The best way to train for skiing is to ski, but snow isn't always available. To prepare for a skiing vacation, you need to strengthen both your heart muscles and your skeletal muscles. You can strengthen your heart for skiing with any exercise that will raise your heart rate for at least 10 minutes, three times a week. However, to prepare your muscles for skiing, you have to use activities that use your upper legs, such as skating or riding a bicycle. The average bicycle rider is far better prepared for skiing than the average runner. Many joggers who can easily run ten miles find that they can't ski very long because their upper leg muscles tire and hurt after just a few minutes of skiing.
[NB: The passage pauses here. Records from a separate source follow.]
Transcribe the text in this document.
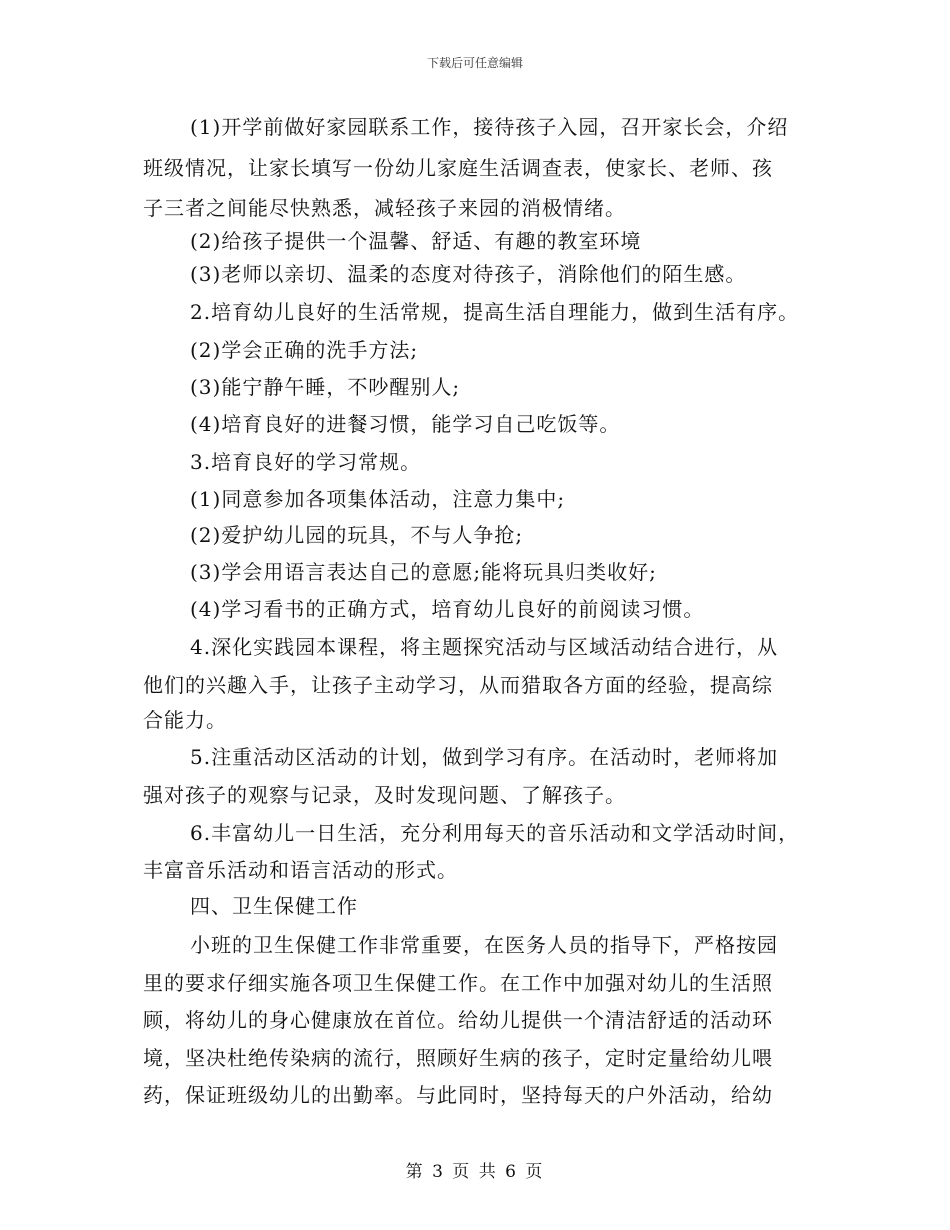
下载后可任意编辑
(1)开学前做好家园联系工作，接待孩子入园，召开家长会，介绍
班级情况，让家长填写一份幼儿家庭生活调查表，使家长、老师、孩
子三者之间能尽快熟悉，减轻孩子来园的消极情绪。
(2)给孩子提供一个温馨、舒适、有趣的教室环境
(3)老师以亲切、温柔的态度对待孩子，消除他们的陌生感。
2.培育幼儿良好的生活常规，提高生活自理能力，做到生活有序。
(2)学会正确的洗手方法;
(3)能宁静午睡，不吵醒别人;
(4)培育良好的进餐习惯，能学习自己吃饭等。
3.培育良好的学习常规。
(1)同意参加各项集体活动，注意力集中;
(2)爱护幼儿园的玩具，不与人争抢;
(3)学会用语言表达自己的意愿;能将玩具归类收好;
(4)学习看书的正确方式，培育幼儿良好的前阅读习惯。
4.深化实践园本课程，将主题探究活动与区域活动结合进行，从
他们的兴趣入手，让孩子主动学习，从而猎取各方面的经验，提高综
合能力。
5.注重活动区活动的计划，做到学习有序。在活动时，老师将加
强对孩子的观察与记录，及时发现问题、了解孩子。
6.丰富幼儿一日生活，充分利用每天的音乐活动和文学活动时间，
丰富音乐活动和语言活动的形式。
四、卫生保健工作
小班的卫生保健工作非常重要，在医务人员的指导下，严格按园
里的要求仔细实施各项卫生保健工作。在工作中加强对幼儿的生活照
顾，将幼儿的身心健康放在首位。给幼儿提供一个清洁舒适的活动环
境，坚决杜绝传染病的流行，照顾好生病的孩子，定时定量给幼儿喂
药，保证班级幼儿的出勤率。与此同时，坚持每天的户外活动，给幼
第 3 页 共 6 页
You drive yourself forward in skiing with the muscles in your upper legs. Running stresses primarily the muscles in your lower legs. It does not strengthen the muscles in the upper legs enough to allow the average person to ski for any length of time. Running stresses your upper leg muscles only when you use them to lift you up when you run hard up hills. Since you ski by bouncing up and down on your knees and shushing forward from your hips, the best sports to prepare for skiing are those that stress primarily your thigh and upper leg muscles. You can use the popular indoor exercise machines that mimic cross-country skiing motions, or ski on dry roads with roller-skis. In-line skating or cycling are good choices for outdoor preparation, particularly if you climb lots of hills. Add a weight training program to strengthen your upper body and arms as well as your legs, and you’ll be ready for the snow.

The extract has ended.